Die Hauptabteilung Wirtschaftskriminalität der Staatsanwaltschaft Basel-Landschaft verzeichnete in den vergangenen Monaten erneut mehrere Betrugsfälle im Zusammenhang mit sogenannten "Cold Calls", wie sie in einer Mitteilung vom Donnerstag schreibt.

Da die Täter meist aus dem Ausland und mit falschen Identitäten operierten, gestalteten sich die Ermittlungen schwierig. Die Staatsanwaltschaft rät zur Vorsicht und bittet um Beachtung der Warnsignale. Die erste Kontaktaufnahme der Täterschaft erfolge meistens unaufgefordert per Telefon.

Die oft deutsch oder englisch sprechenden Betrüger gäben sich als Finanzmakler aus und operierten mit falschen Rufnummern aus dem Ausland. Sie versprächen den Opfern hohe Renditen aus Finanzanlagen und verleiteten sie zu Kreditkartenzahlungen oder Geldüberweisungen auf ausländische Bankkonten - oftmals in Osteuropa oder Asien, schreibt die Baselbieter Staatsanwaltschaft.

Danach lassen die Betrüger den Opfern gefälschte Anlage- und Renditebestätigungen per E-Mail zukommen und pflegen weiterhin den Kontakt via Telefon, Skype oder E-Mail.

Professionelles Vorgehen

Teilweise richten die professionell agierenden Betrüger laut Staatsanwaltschaft aufwändige Internet-Handelsplattformen ein, auf denen sich die Opfer einloggen und auf ihren "Konten" ihre vermeintlichen Finanzanlagen und Gewinne überwachen können.

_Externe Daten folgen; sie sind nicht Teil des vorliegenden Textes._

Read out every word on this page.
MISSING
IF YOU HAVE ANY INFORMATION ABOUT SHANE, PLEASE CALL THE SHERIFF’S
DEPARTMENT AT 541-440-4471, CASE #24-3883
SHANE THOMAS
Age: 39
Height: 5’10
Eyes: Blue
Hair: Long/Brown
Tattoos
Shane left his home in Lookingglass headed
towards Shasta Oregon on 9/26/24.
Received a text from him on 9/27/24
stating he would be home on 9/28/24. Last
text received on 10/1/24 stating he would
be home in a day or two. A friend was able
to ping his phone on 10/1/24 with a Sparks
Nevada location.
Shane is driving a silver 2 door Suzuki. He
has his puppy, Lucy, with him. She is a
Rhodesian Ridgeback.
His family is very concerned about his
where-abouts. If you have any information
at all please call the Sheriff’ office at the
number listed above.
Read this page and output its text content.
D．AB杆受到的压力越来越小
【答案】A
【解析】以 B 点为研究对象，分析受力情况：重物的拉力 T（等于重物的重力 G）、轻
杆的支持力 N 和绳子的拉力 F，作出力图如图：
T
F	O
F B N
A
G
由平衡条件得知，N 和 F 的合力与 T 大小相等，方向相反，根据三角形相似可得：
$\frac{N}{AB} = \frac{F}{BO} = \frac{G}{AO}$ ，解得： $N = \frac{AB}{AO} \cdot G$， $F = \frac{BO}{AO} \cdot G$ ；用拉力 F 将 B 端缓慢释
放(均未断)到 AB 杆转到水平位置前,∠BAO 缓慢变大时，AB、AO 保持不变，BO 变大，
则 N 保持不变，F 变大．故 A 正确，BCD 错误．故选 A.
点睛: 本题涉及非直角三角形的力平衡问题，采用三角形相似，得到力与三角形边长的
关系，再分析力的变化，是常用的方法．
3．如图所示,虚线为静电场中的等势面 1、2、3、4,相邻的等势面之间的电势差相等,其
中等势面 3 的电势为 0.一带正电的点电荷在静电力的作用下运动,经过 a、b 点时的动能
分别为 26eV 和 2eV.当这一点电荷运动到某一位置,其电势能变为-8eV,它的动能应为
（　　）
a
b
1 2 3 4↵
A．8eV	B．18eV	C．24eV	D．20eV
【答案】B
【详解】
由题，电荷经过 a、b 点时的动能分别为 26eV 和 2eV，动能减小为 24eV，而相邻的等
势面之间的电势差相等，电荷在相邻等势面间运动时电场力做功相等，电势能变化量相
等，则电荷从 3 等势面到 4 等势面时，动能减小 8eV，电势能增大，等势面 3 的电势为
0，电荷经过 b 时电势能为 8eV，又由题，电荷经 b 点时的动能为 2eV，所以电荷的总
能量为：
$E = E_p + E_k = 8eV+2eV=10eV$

Nachdem die Opfer zu Beginn noch kleinere Beträge einzahlen und aufgrund der vermeintlichen Renditebestätigungen Vertrauen schöpfen, sind diese nach und nach bereit, grössere Beträge zu investieren.

Die Betrüger drängen die Opfer regelmässig zu weiteren Zahlungen mit der Begründung, dass unerwartete Probleme aufgetaucht seien, die mit Nachzahlungen ausgeräumt werden müssten, da das bereits bezahlte Geld sonst verloren sei, schreibt die Baselbieter Staatsanwaltschaft.